Professore, qual è stato il suo percorso di studi e cosa l’ha spinta a occuparsi di storia dell’arte?

In realtà è stato un percorso un po’ accidentato. Da bambino mi appassionavano le immagini, e dei libri di papà amavo le copertine, soprattutto quelle bellissime dei tascabili Einaudi di Italo Calvino, dove c’erano Albrecht Dürer o Paul Klee. Al liceo le mie materie preferite erano storia, filosofia e, appunto, storia dell’arte. Ancora oggi la storia dell’arte mi piace perché è un bel modo di indagare la storia, anche la storia delle idee, attraverso le immagini. All’università, però, mi sono inizialmente iscritto a Lingue e letterature straniere. Fu un errore: feci pochissimi esami, e dopo due anni ero sul punto di abbandonare gli studi. Per fortuna, anziché lasciare, sono passato al corso di laurea in Conservazione dei beni culturali, a Trento. E da lì la passione non mi ha più abbandonato. Ancora prima di laurearmi ho avuto la fortuna di partecipare per quattro anni a una campagna di catalogazione, che è stata un’ottima opportunità per vedere molto da vicino dipinti, sculture, oreficerie, tessuti antichi… Poi, grazie alle borse della Fondazione Roberto Longhi, mi sono trasferito a Firenze: una città dalla quale non riesco più a staccarmi, soprattutto per le sue ricchissime biblioteche di storia dell’arte. Ho proseguito gli studi con il dottorato di ricerca, di nuovo a Trento, ed è stata l’occasione per viaggiare tra archivi, musei e biblioteche, in Italia e all’estero. Siccome mi piace la divulgazione, per un po’ ho fatto la guida turistica. Quindi ci sono state altre borse di studio e assegni con enti di ricerca, con musei e con l’università, anche grazie a un bando della Fondazione Caritro, che ha finanziato un mio progetto. All’università insegno da ormai cinque anni. La mia posizione è ancora incerta, ma finora me la sono sempre cavata.
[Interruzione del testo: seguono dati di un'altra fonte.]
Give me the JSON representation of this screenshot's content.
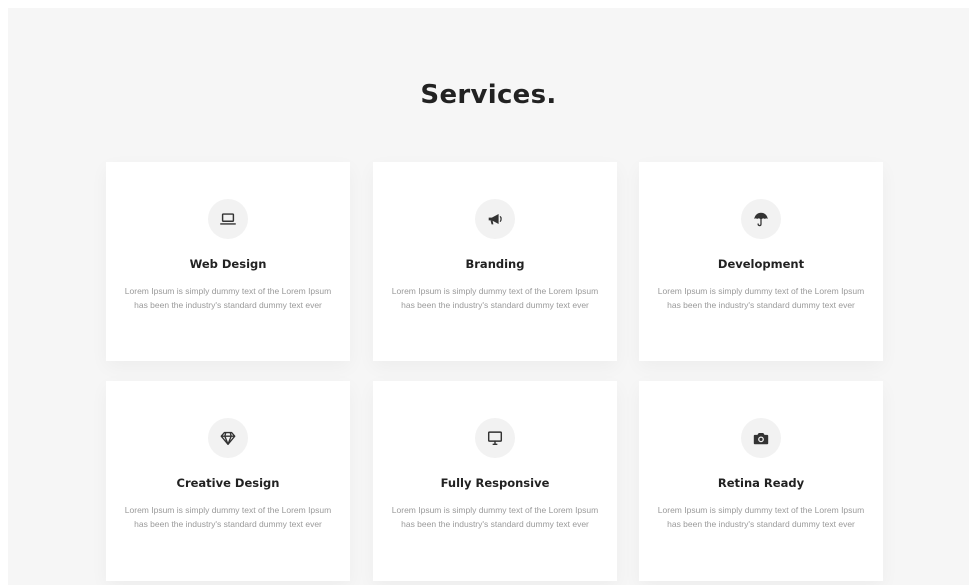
{
  "section": {
    "title": "Services."
  },
  "services": [
    {
      "name": "Web Design",
      "icon": "laptop-icon",
      "text": "Lorem Ipsum is simply dummy text of the Lorem Ipsum has been the industry's standard dummy text ever"
    },
    {
      "name": "Branding",
      "icon": "megaphone-icon",
      "text": "Lorem Ipsum is simply dummy text of the Lorem Ipsum has been the industry's standard dummy text ever"
    },
    {
      "name": "Development",
      "icon": "umbrella-icon",
      "text": "Lorem Ipsum is simply dummy text of the Lorem Ipsum has been the industry's standard dummy text ever"
    },
    {
      "name": "Creative Design",
      "icon": "diamond-icon",
      "text": "Lorem Ipsum is simply dummy text of the Lorem Ipsum has been the industry's standard dummy text ever"
    },
    {
      "name": "Fully Responsive",
      "icon": "monitor-icon",
      "text": "Lorem Ipsum is simply dummy text of the Lorem Ipsum has been the industry's standard dummy text ever"
    },
    {
      "name": "Retina Ready",
      "icon": "camera-icon",
      "text": "Lorem Ipsum is simply dummy text of the Lorem Ipsum has been the industry's standard dummy text ever"
    }
  ],
  "colors": {
    "background": "#f6f6f6",
    "card": "#ffffff",
    "heading": "#222222",
    "body_text": "#9a9a9a",
    "icon_circle": "#f2f2f2"
  }
}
Agostino Zoppo (Padova, 1511 circa – 1572), scultore in marmo, terracotta, bronzo e stucco, è un nome poco noto al grande pubblico. Cosa l’ha spinta a dedicargli una monografia?

Direi che è un nome pochissimo noto anche tra gli storici dell’arte; prima di questo libro gli erano state dedicate veramente poche righe. Intendiamoci: Agostino Zoppo è un artista versatile e a volte originale, anche se non di primissimo piano. Ma proprio per il fatto di non essere il protagonista del suo tempo, Agostino ci aiuta a comprendere meglio tutto il contesto. Finisce addirittura per essere la chiave d’accesso ad aspetti centrali dell’arte veneta del Cinquecento: la produzione di piccoli bronzi, la lunga fortuna di Donatello, la cultura antiquaria, la ritrattistica, il rapporto fra gli artisti e i letterati, i nessi tra la pittura e la scultura, gli scambi collezionistici coi paesi di lingua tedesca…
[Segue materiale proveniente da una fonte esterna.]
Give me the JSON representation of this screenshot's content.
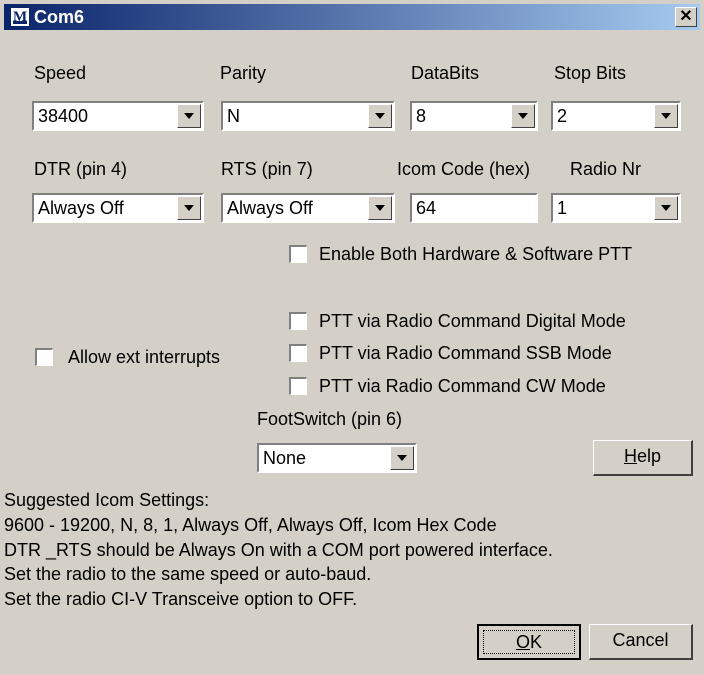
{
  "window": {
    "title": "Com6",
    "close_glyph": "✕"
  },
  "labels": {
    "speed": "Speed",
    "parity": "Parity",
    "databits": "DataBits",
    "stopbits": "Stop Bits",
    "dtr": "DTR (pin 4)",
    "rts": "RTS (pin 7)",
    "icom_code": "Icom Code (hex)",
    "radio_nr": "Radio Nr",
    "footswitch": "FootSwitch (pin 6)"
  },
  "fields": {
    "speed": "38400",
    "parity": "N",
    "databits": "8",
    "stopbits": "2",
    "dtr": "Always Off",
    "rts": "Always Off",
    "icom_code": "64",
    "radio_nr": "1",
    "footswitch": "None"
  },
  "checkboxes": {
    "enable_both_ptt": {
      "label": "Enable Both Hardware & Software PTT",
      "checked": false
    },
    "ptt_digital": {
      "label": "PTT via Radio Command Digital Mode",
      "checked": false
    },
    "ptt_ssb": {
      "label": "PTT via Radio Command SSB Mode",
      "checked": false
    },
    "ptt_cw": {
      "label": "PTT via Radio Command CW Mode",
      "checked": false
    },
    "allow_ext_interrupts": {
      "label": "Allow ext interrupts",
      "checked": false
    }
  },
  "buttons": {
    "help_ul": "H",
    "help_rest": "elp",
    "ok_ul": "O",
    "ok_rest": "K",
    "cancel": "Cancel"
  },
  "suggested": {
    "heading": "Suggested Icom Settings:",
    "line1": "9600 - 19200,  N,  8,  1,  Always Off, Always Off,  Icom Hex Code",
    "line2": "DTR _RTS should be Always On with a COM port powered interface.",
    "line3": "Set the radio to the same speed or auto-baud.",
    "line4": "Set the radio CI-V Transceive option to OFF."
  },
  "colors": {
    "face": "#d4d0c8",
    "title_start": "#0a246a",
    "title_end": "#a6caf0"
  }
}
In questo modo, il libro, pur presentando il catalogo ragionato dello scultore, ordinato in base alla tipologia delle opere (bronzetti, monumenti, statue, teste pseudo antiche, ritratti), diventa qualcosa di diverso rispetto a una monografia tradizionale, e vuole essere un’indagine sul contesto padovano del Cinquecento.
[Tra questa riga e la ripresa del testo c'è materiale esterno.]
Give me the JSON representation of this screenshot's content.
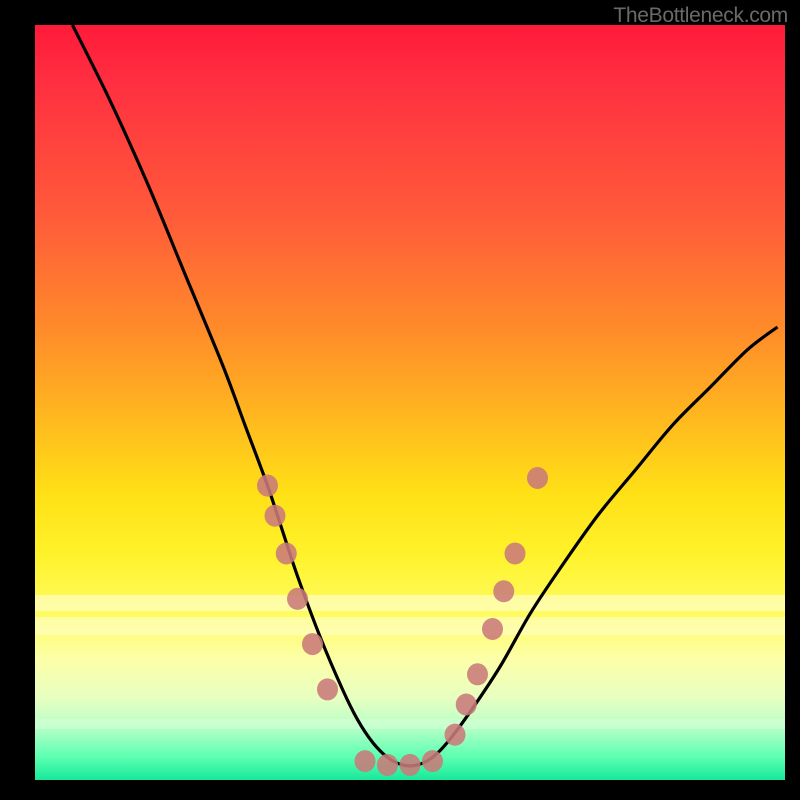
{
  "watermark": "TheBottleneck.com",
  "colors": {
    "background": "#000000",
    "gradient_top": "#ff1a3a",
    "gradient_mid": "#ffe016",
    "gradient_bottom": "#18e89a",
    "curve": "#000000",
    "marker": "#c97a7a"
  },
  "chart_data": {
    "type": "line",
    "title": "",
    "xlabel": "",
    "ylabel": "",
    "xlim": [
      0,
      100
    ],
    "ylim": [
      0,
      100
    ],
    "legend": false,
    "grid": false,
    "series": [
      {
        "name": "bottleneck-curve",
        "x": [
          5,
          10,
          15,
          20,
          25,
          28,
          31,
          33,
          35,
          38,
          41,
          43,
          45,
          47,
          49,
          51,
          53,
          55,
          58,
          62,
          66,
          70,
          75,
          80,
          85,
          90,
          95,
          99
        ],
        "y": [
          100,
          90,
          79,
          67,
          55,
          47,
          39,
          33,
          27,
          19,
          12,
          8,
          5,
          3,
          2,
          2,
          3,
          5,
          9,
          15,
          22,
          28,
          35,
          41,
          47,
          52,
          57,
          60
        ]
      }
    ],
    "markers": {
      "name": "highlight-points",
      "points": [
        {
          "x": 31,
          "y": 39
        },
        {
          "x": 32,
          "y": 35
        },
        {
          "x": 33.5,
          "y": 30
        },
        {
          "x": 35,
          "y": 24
        },
        {
          "x": 37,
          "y": 18
        },
        {
          "x": 39,
          "y": 12
        },
        {
          "x": 44,
          "y": 2.5
        },
        {
          "x": 47,
          "y": 2
        },
        {
          "x": 50,
          "y": 2
        },
        {
          "x": 53,
          "y": 2.5
        },
        {
          "x": 56,
          "y": 6
        },
        {
          "x": 57.5,
          "y": 10
        },
        {
          "x": 59,
          "y": 14
        },
        {
          "x": 61,
          "y": 20
        },
        {
          "x": 62.5,
          "y": 25
        },
        {
          "x": 64,
          "y": 30
        },
        {
          "x": 67,
          "y": 40
        }
      ],
      "radius_percent": 1.4
    }
  }
}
Quanto alla scelta del soggetto, devo dire che l’idea è maturata dopo la discussione della mia tesi di dottorato, che era appunto dedicata alla scultura padovana tra il 1530 e il 1620.

Grazie alla presenza di Donatello fra il 1443 e il 1453 Padova diventa uno dei centri più importanti per la produzione scultorea in particolare per quella in bronzo. Questo primato artistico e tecnico non viene meno dopo la partenza del fiorentino, ma è portato avanti da vari maestri fino ai primi anni del Seicento. Fra loro, nella seconda metà del Quattrocento, ebbe un ruolo di primo piano il cremasco Giovanni de Fondulis, padre del più noto Agostino. Ben diversa la situazione in Lombardia dove dopo i mai realizzati monumenti equestri progettati da Leonardo da Vinci, solo nella seconda metà del Cinquecento con artisti forestieri come Angelo Marini e Leone Leoni si assiste alla fusione di rare opere in bronzo. A Crema non sono presenti sculture in bronzo e anche dalle fonti si ha notizia dell’esistenza di una sola statua in questo materiale nella chiesa San Bernardino in città, oggi perduta.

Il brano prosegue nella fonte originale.